Idaho-born philanthropist Greg Carr has dedicated his life and wealth toward restoring the park. Carr built a career in the high-tech industry by developing an early voicemail system and serving as chairman of internet service provider Prodigy. He was born in Idaho Falls – and helped bring Zoo Boise into the effort to restore Gorongosa.
Now the zoo is planning to bring a piece of Gorongosa to Boise. The zoo will bump out into Julia Davis Park and add another 1.5 acres to its footprint on the side of the zoo furthest from the entrance. The new area will be combined with an area currently used for events like Boo at the Zoo, allowing for the Gorongosa exhibit. New animals like Nile crocodiles, hyenas, baboons, warthogs and nyala will be featured.
At the front part of the zoo, the current primate house and aviaries will be removed – areas built in the late 1960s.
“They were good exhibits at the time, but we just can’t do anything to bring them up to modern zoological standards,” Burns said.
That space will be reimagined into a new area with visitor amenities and a few new exhibits — right up front where attendees enter the zoo.
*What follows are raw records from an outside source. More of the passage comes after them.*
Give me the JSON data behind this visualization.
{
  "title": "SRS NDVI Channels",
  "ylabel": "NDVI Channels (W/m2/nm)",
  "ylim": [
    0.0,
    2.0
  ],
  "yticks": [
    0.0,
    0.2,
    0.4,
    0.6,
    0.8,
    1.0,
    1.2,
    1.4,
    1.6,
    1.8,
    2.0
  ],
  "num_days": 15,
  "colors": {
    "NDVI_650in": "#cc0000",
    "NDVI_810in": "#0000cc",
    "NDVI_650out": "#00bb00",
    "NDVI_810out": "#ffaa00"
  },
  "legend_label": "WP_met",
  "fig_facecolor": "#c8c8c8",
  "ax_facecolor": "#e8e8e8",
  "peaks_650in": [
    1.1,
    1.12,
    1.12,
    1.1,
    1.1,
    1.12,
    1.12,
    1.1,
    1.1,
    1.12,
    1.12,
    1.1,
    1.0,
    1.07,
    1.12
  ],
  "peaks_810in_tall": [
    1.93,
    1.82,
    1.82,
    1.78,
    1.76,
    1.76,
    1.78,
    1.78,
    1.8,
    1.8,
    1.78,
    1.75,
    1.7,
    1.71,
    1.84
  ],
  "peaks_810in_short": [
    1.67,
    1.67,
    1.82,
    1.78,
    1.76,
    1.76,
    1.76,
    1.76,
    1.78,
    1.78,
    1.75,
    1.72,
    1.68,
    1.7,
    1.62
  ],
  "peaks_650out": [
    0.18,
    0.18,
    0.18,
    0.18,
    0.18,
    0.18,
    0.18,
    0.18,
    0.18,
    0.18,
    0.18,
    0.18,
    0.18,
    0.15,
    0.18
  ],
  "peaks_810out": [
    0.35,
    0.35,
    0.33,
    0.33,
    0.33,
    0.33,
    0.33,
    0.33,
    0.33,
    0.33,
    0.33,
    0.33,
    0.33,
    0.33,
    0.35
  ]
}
The exhibits here will focus on another conservation project – helping to protect the Annamite Mountains between Vietnam and Laos. Teams of teens at the zoo have been working for several years on a project to fight poaching in that region.
“By featuring animals from the Annamite Mountains, it gives those teams a larger platform to deliver their conservation message,” Burns said. The gibbons who currently reside in that portion of the zoo will get new digs in the Annamite Mountains exhibit.
A new event space with a stage, picnic facilities and more will be placed near the entrance to replace the current spot in the back of the zoo.
Right now, the zoo jockeys with the Sun Valley Resort for the title of most-visited paid attraction in the State of Idaho – and is consistently the most-visited spot in the Treasure Valley.
Nearly 350,000 visits were made to the zoo in 2016, and Burns hopes the additions will begin to nudge attendance toward the 400,000 mark.
More visitors will help drive the zoo’s conservation drive even further.
“Visitors have generated about $2.3 million for conservation,” over ten years according to Burns. “We have turned the act of visiting the zoo into a conservation action. We don’t want to build any more exhibits that aren’t tied to our existing conservation projects.”
Beyond the far-flung efforts in Africa and Asia, some of the conservation funds are going to projects close to home.
“Last year when Table Rock burned, we put $100k in conservation fees toward the restoration,” he said. He hopes that’s the first of many projects.
“People love the foothills. The sagebrush steppe ecosystem where we live is one of the most endangered in the country. We hope to partner with Boise Parks and Recreation on the foothills and open space and get more involved in restoration efforts and habitat efforts.”
Friends of Zoo Boise is one of the 700 causes that is signed up for Idaho Gives 2017. Donors can make a contribution online on May 4th with proceeds going toward the zoo. Throughout the day, random donations will be matched from an award pool. (Disclosure: Day365 which operates BoiseDev is also handling media and PR services for Idaho Gives).
The expansion will further cement Zoo Boise’s spot in the heart of Julia Davis Park – just a short walk from Downtown. The zoo expansion will join a complete revamp of the Idaho Historical Museum, a new walkway connecting the park to 5th Street and other projects.
“Julia Davis Park is a unique park in the city,” Burns said. “It’s the cultural attractions park of Boise. We would hope that if the City continues to grow and our cultural attractions get better, we’re right here in the middle of all that. It’s great to be right downtown – you can see the giraffes sticking their head up over the fence.”
If everything goes well, plans will be presented to the City of Boise’s building and planning folks this fall, with the expansion fully open after a year of construction and four months of theming by summer of 2019.